Yet another graph dependency system
This is a python module that implements the graph dependency checks that tools like Make use. Think of it as a simple verion of Airflow or Luigi.
Here's an example of how to use it:
import yagdspy as gds
class MyOwnServices():
pass
def my_custom_processing_step(output_file=None, input_file=None, base=None, config=None):
pass
MyCustomProcessing1 = gds.create_processing_module(my_custom_processing_step, name='MyCustomProcessing1', files=
{ 'out output_file':'{OUTPUT_DIR}/file1.csv',
'in input_file':'{OUTPUT_DIR}/foo.csv' })
base = MyOwnServices() # object to provide services needed by the processing functions, like logging.
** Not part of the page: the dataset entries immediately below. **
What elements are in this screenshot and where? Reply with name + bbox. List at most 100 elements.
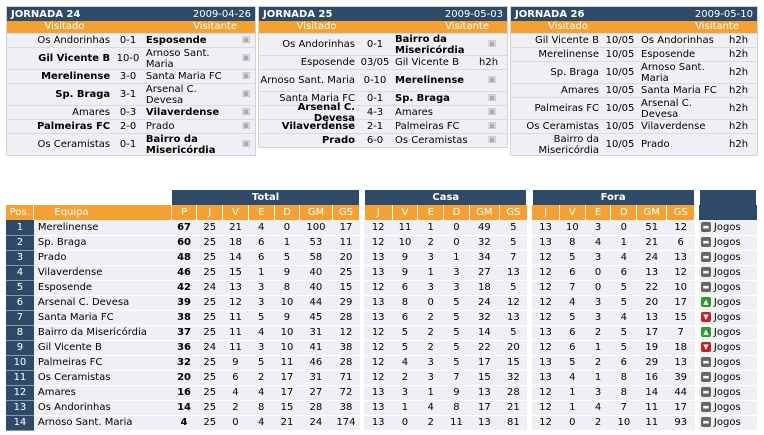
- tv-icon[interactable]: ▣: [487, 75, 497, 85]
- team-cell[interactable]: Arnoso Sant. Maria: [33, 415, 172, 431]
- total-played-cell: 25: [196, 250, 223, 266]
- jogos-link[interactable]: ▲ Jogos: [698, 325, 757, 341]
- team-cell[interactable]: Vilaverdense: [33, 265, 172, 281]
- total-wins-cell: 9: [222, 355, 249, 371]
- position-cell: 14: [6, 415, 34, 431]
- fora-goals-against-cell: 6: [666, 235, 695, 251]
- tv-icon[interactable]: ▣: [487, 107, 497, 117]
- total-wins-cell: 13: [222, 280, 249, 296]
- jogos-link[interactable]: ▬ Jogos: [698, 220, 757, 236]
- h2h-link[interactable]: h2h: [729, 67, 749, 78]
- tv-icon[interactable]: ▣: [241, 121, 251, 131]
- col-p: P: [171, 205, 198, 220]
- h2h-link[interactable]: h2h: [729, 49, 749, 60]
- team-cell[interactable]: Santa Maria FC: [33, 310, 172, 326]
- col-casa-gm: GM: [469, 205, 500, 220]
- jogos-link[interactable]: ▬ Jogos: [698, 370, 757, 386]
- fora-played-cell: 12: [531, 415, 560, 431]
- casa-draws-cell: 2: [417, 235, 444, 251]
- h2h-link[interactable]: h2h: [729, 139, 749, 150]
- casa-goals-for-cell: 27: [469, 265, 500, 281]
- jogos-link[interactable]: ▬ Jogos: [698, 265, 757, 281]
- home-team: Arnoso Sant. Maria: [260, 75, 355, 86]
- home-team: Gil Vicente B: [38, 53, 111, 64]
- total-points-cell: 4: [171, 415, 197, 431]
- jornada-subheader: Visitado Visitante: [7, 21, 255, 33]
- tv-icon[interactable]: ▣: [241, 107, 251, 117]
- tv-icon[interactable]: ▣: [241, 35, 251, 45]
- h2h-link[interactable]: h2h: [729, 121, 749, 132]
- team-cell[interactable]: Esposende: [33, 280, 172, 296]
- separator: [527, 250, 532, 266]
- casa-played-cell: 12: [364, 340, 393, 356]
- jogos-link[interactable]: ▬ Jogos: [698, 355, 757, 371]
- casa-goals-for-cell: 34: [469, 250, 500, 266]
- tv-icon: ▬: [700, 372, 711, 382]
- h2h-link[interactable]: h2h: [729, 103, 749, 114]
- col-j: J: [196, 205, 224, 220]
- team-cell[interactable]: Os Andorinhas: [33, 400, 172, 416]
- fora-draws-cell: 2: [585, 325, 611, 341]
- jogos-label: Jogos: [713, 297, 741, 308]
- match-score: 0-1: [119, 139, 137, 150]
- casa-goals-against-cell: 81: [499, 415, 528, 431]
- jogos-link[interactable]: ▲ Jogos: [698, 295, 757, 311]
- casa-draws-cell: 1: [417, 220, 444, 236]
- match-row: Arnoso Sant. Maria 0-10 Merelinense ▣: [259, 69, 507, 91]
- tv-icon[interactable]: ▣: [487, 121, 497, 131]
- tv-icon[interactable]: ▣: [487, 39, 497, 49]
- separator: [694, 280, 699, 296]
- casa-goals-for-cell: 17: [469, 355, 500, 371]
- match-row: Gil Vicente B 10/05 Os Andorinhas h2h: [511, 33, 757, 47]
- team-cell[interactable]: Gil Vicente B: [33, 340, 172, 356]
- fora-wins-cell: 1: [559, 385, 586, 401]
- separator: [359, 265, 365, 281]
- tv-icon[interactable]: ▣: [241, 71, 251, 81]
- group-fora: Fora: [531, 190, 696, 205]
- total-goals-against-cell: 38: [332, 400, 360, 416]
- jogos-link[interactable]: ▼ Jogos: [698, 310, 757, 326]
- match-row: Esposende 03/05 Gil Vicente B h2h: [259, 55, 507, 69]
- tv-icon[interactable]: ▣: [241, 139, 251, 149]
- away-team: Arsenal C. Devesa: [145, 83, 197, 106]
- jogos-link[interactable]: ▬ Jogos: [698, 415, 757, 431]
- casa-goals-against-cell: 13: [499, 265, 528, 281]
- h2h-link[interactable]: h2h: [729, 85, 749, 96]
- h2h-link[interactable]: h2h: [479, 57, 499, 68]
- fora-losses-cell: 5: [610, 340, 637, 356]
- h2h-link[interactable]: h2h: [729, 35, 749, 46]
- tv-icon[interactable]: ▣: [241, 89, 251, 99]
- tv-icon[interactable]: ▣: [487, 93, 497, 103]
- jogos-link[interactable]: ▬ Jogos: [698, 385, 757, 401]
- team-cell[interactable]: Prado: [33, 250, 172, 266]
- table-row: 6 Arsenal C. Devesa 39 25 12 3 10 44 29 13 8 0 5 24 12…: [6, 295, 757, 311]
- jogos-link[interactable]: ▬ Jogos: [698, 400, 757, 416]
- separator: [527, 325, 532, 341]
- jogos-link[interactable]: ▬ Jogos: [698, 280, 757, 296]
- team-cell[interactable]: Amares: [33, 385, 172, 401]
- total-draws-cell: 6: [248, 250, 275, 266]
- total-goals-for-cell: 100: [299, 220, 332, 236]
- tv-icon[interactable]: ▣: [241, 53, 251, 63]
- team-cell[interactable]: Os Ceramistas: [33, 370, 172, 386]
- casa-goals-against-cell: 20: [499, 340, 528, 356]
- total-losses-cell: 17: [274, 370, 300, 386]
- team-cell[interactable]: Arsenal C. Devesa: [33, 295, 172, 311]
- casa-losses-cell: 5: [443, 355, 470, 371]
- jogos-link[interactable]: ▬ Jogos: [698, 235, 757, 251]
- col-casa-v: V: [392, 205, 419, 220]
- total-wins-cell: 14: [222, 250, 249, 266]
- total-draws-cell: 6: [248, 235, 275, 251]
- team-cell[interactable]: Merelinense: [33, 220, 172, 236]
- team-cell[interactable]: Bairro da Misericórdia: [33, 325, 172, 341]
- jogos-link[interactable]: ▬ Jogos: [698, 250, 757, 266]
- team-cell[interactable]: Palmeiras FC: [33, 355, 172, 371]
- jogos-link[interactable]: ▼ Jogos: [698, 340, 757, 356]
- fora-draws-cell: 0: [585, 265, 611, 281]
- team-cell[interactable]: Sp. Braga: [33, 235, 172, 251]
- away-team: Merelinense: [395, 75, 465, 86]
- casa-wins-cell: 9: [392, 265, 418, 281]
- tv-icon[interactable]: ▣: [487, 135, 497, 145]
- total-played-cell: 25: [196, 415, 223, 431]
- total-goals-against-cell: 38: [332, 340, 360, 356]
Not provided by yagdspy
config = { 'OUTPUT_DIR': '/full/path/to/my/output/dir' }
L = [ MyCustomProcessing1(base, config) ]
gds.make_it_go(L, output_graph='/path/to/my/output.png', dry_run=False)
This will produce a dependancy graph image showing the links that yagdspy knows about.
Running the graph with make_it_go()
will
invoking each processing module in order by dependencies. It will first check that
the source files exist already. After each step it will check that the
outputs were created. If some of the files already exist, it will
check that the outputs have a timestamp after the inputs. If so, it
assume that processing step can be skipped.